LOS ANGELES (AP) – “Reba Hart is a lot like Reba McEntire,” says the country music star about the sitcom character she plays on the WB’s “Reba.”

“We’re very fiery. We are both very loyal to our family. And we are very protective mothers,” McEntire explains. “And we get ourselves in jams every once in a while by things we say or do.”

The singer-turned-actress was talking in her dressing room on the 20th Century Fox lot where “Reba” is filmed. Now in its third season, the series (8 p.m. EST Fridays) is a solid hit, particularly with teenage and adult women.

During rehearsal of a scene involving a loud family argument for the episode airing Friday, McEntire halts the heated exchange to note the lack of a key detail in the script.

An adjustment is quickly made; one gets the feeling little gets past this country girl.

The Grammy-winning performer has sold more than 48 million records in her 25-year career.
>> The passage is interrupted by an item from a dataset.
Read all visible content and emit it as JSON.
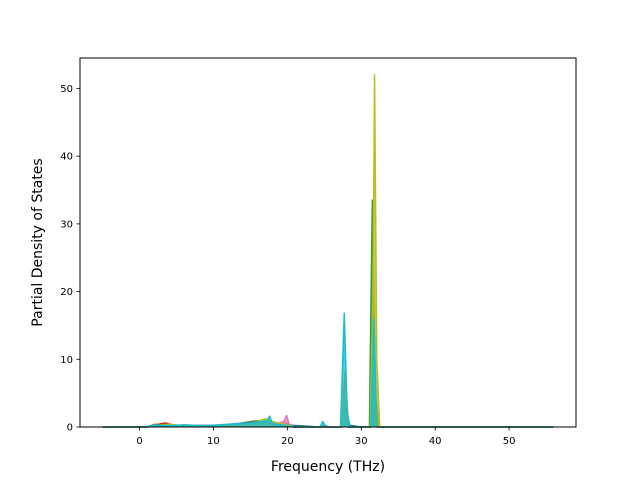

She’s currently on a 33-stop tour, featuring songs from her latest album, “Room to Breathe.” She also sings the “Reba” theme song, “I’m a Survivor.”

In 2001, she starred on Broadway as sharpshooter Annie Oakley in the musical “Annie Get Your Gun,” a role she also played in the TV miniseries “Buffalo Girls.”

But she was a neophyte in the world of weekly sitcoms when she auditioned for her current series, which was initially titled “Sally.”

“The reason for her success in every part of her life is that she never hesitates to ask for help,” says Christopher Rich, who plays Reba’s ex, dentist Brock Hart, now married to his hygienist, Barbra Jean (Melissa Peterman).

Perhaps best known as dim anchorman Miller Redfield on “Murphy Brown,” Rich first worked with McEntire in the 1991 made-for-TV movie “The Return of the Gambler: The Luck of the Draw.”

“She always keeps her spirit up, as much as you can ask anyone to do,” he says, expressing admiration for her “work ethic.”

McEntire, 48, describes herself as “an easy going person,” usually soft spoken, but no pushover when it comes to taking care of business.

“I stand up for my rights and I like to say it with a smile, but if it’s not perceived as something I really want, they are not taking me seriously, then I have to give a little bit more volume,” she says.

Recently there were rumors McEntire might hold out for more money on the series. Asked to comment, she lightly but firmly responds, “Everyone wants a reward for your hard work,” but then adds she’ll do the show “as long as the audience is willing to watch it.”

She loves portraying “a roller-coaster of emotions” on “a great family show about real family situations.”

“I’ve cried. I’ve prayed. I’ve thrown fits. I’ve laughed. I’ve gotten drunk … I’ve fought with Barbra Jean, with Brock. It’s just so interesting. It totally keeps my attention,” she said.

Rich, 50, says the series about the aftermath of divorce – “a very common American story” – resonates with audiences because “Everybody’s had some sort of heartbreak and you have to continue on. This is a show about continuing on.”

Executive producer Michael Hanel feels McEntire is a perfect fit for Hart, a woman who’s “had the rug pulled out from under her” but remains strong.

“She’s never said this to me,” Hanel continues, “but I believe her entire career is built on doing songs about women who find themselves in unexpected, sometimes untenable situations and climb their way out through their own strength and fortitude, and do it with a smile.”